05 Gennaio 2022 - 14:59

CREMONA - Nonostante la pioggia i “saldi invernali” partono con un segno positivo. “Sin dalla mattina – spiega Marco Stanga presidente provinciale di Federmoda Confcommercio - abbiamo registrato un buon afflusso di clientela. E soprattutto un sentiment positivo verso gli acquisti. Il clima nei negozi, insomma, è meglio di quello del meteo. Sapevamo che la partenza infrasettimanale non avrebbe facilitato l’avvio delle vendite promozionali.
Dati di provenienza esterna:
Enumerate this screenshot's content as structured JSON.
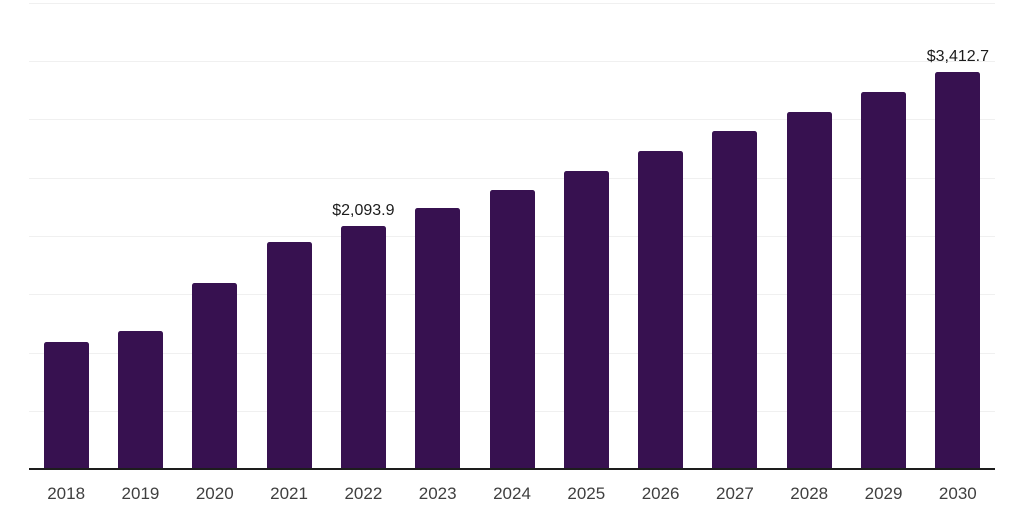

E, per un dato più attendibile, su questa stagione occorrerà attendere il fine settimana. O, quantomeno, la serata di domani dal momento che, per la giornata dell’Epifania, i negozi saranno comunque aperti. E l’invito che rivolgiamo ai nostri clienti è proprio quello di venire in città, unendo al piacere dello shopping quello di una città ancora vestita a festa, resa ancora più bella dalla emozione delle luminarie d’autore”.

FIDUCIA NEL TREND

“Questa giornata rafforza comunque la fiducia nel trend delle prossime settimane - continua Stanga –. Per ora sembrano confermate le previsioni di Federmoda che indica come la spesa media per famiglia dovrebbe crescere di qualche punto percentuale rispetto a dodici mesi fa. Per Confcommercio sei italiani su dieci (circa quindici milioni di famiglie) rispetteranno la 'tradizione' e si dedicheranno agli acquisti destinando un budget di spesa complessivo fino a 275 euro, contro i 254 dell’anno scorso. Per oltre l’80% dei consumatori i saldi sono un modo per rinnovare il guardaroba facendo magari qualche affare. Il 60% circa delle imprese del commercio al dettaglio ritiene che il numero dei clienti che entreranno in negozio per i saldi non sarà molto diverso da quello dello scorso anno. Tra gli articoli più richiesti, in testa alle preferenze, abbigliamento (93,4%) e calzature (84,1%), mentre a registrare i maggiori incrementi rispetto all’anno scorso sono articoli sportivi e accessori, rispettivamente +7,7% e +5,8%”.

APPROVIGIONAMENTI RIDOTTI

“Quest’anno, come conseguenza di dinamiche dell’economia internazionale, legate anche all’aumento delle materie prime e alla loro ridotta disponibilità, gli approvigionamenti dei nostri magazzini, sono stati ridotti. Anche per questo, se posso dare un suggerimento ai nostri clienti, è proprio quello di approfittare sin dai primi giorni delle promozioni. Un modo - conclude Stanga - per assicurarsi piena disponibilità di modelli, taglie e colori. Ovviamente a prezzi davvero vantaggiosi”.

ASVICOM

Il presidente di Sistema Impresa Asvicom, Berlino Tazza: «I saldi porteranno ossigeno per i commercianti ma bisogna considerare anche l’eccezionale gravità del quadro precedente. Veniamo da un biennio disastroso e questi saldi 2022 possono rappresentare per i commercianti un’occasione per rialzarsi. Il contesto d’emergenza non crea certo un clima ideale. La paura dei contagi non fermi la volontà di fare acquisti. I nostri commercianti hanno saputo creare le condizioni di prevenzione al contagio all’interno del punto vendita e quindi i consumatori possono acquistare in tutta tranquillità. Caldeggiamo l’idea di dare fiducia ai negozianti della nostra città e di preferirli agli outlet premiando il rapporto di fiducia che si è instaurato negli anni».

CONFESERCENTI

«Se da una parte è vero che è difficile riassortire la merce che vendiamo, dall’altra non possiamo negare che non ci manca il materiale, perchè la verità è che abbiamo venduto poco prima — osserva Gaia Fortunati, presidente di Confesercenti Cremona —. La gente è interessata, ma attenta a quello che spende e da subito ci ha chiesto che percentuali di sconto apportavamo. Se per Natale si sono orientati più verso gli accessori per mantenere il budget dei regali calmierato, ci aspettiamo di vendere la merce più costosa proprio durante questo periodo di promozione. Il pubblico non rinuncia agli acquisti, ma li fa con raziocinio. Per ingranare dovremo aspettare qualche giorno. Molti sono ancora via per le vacanze e tanti purtroppo, sono costretti a casa dalle quarantene».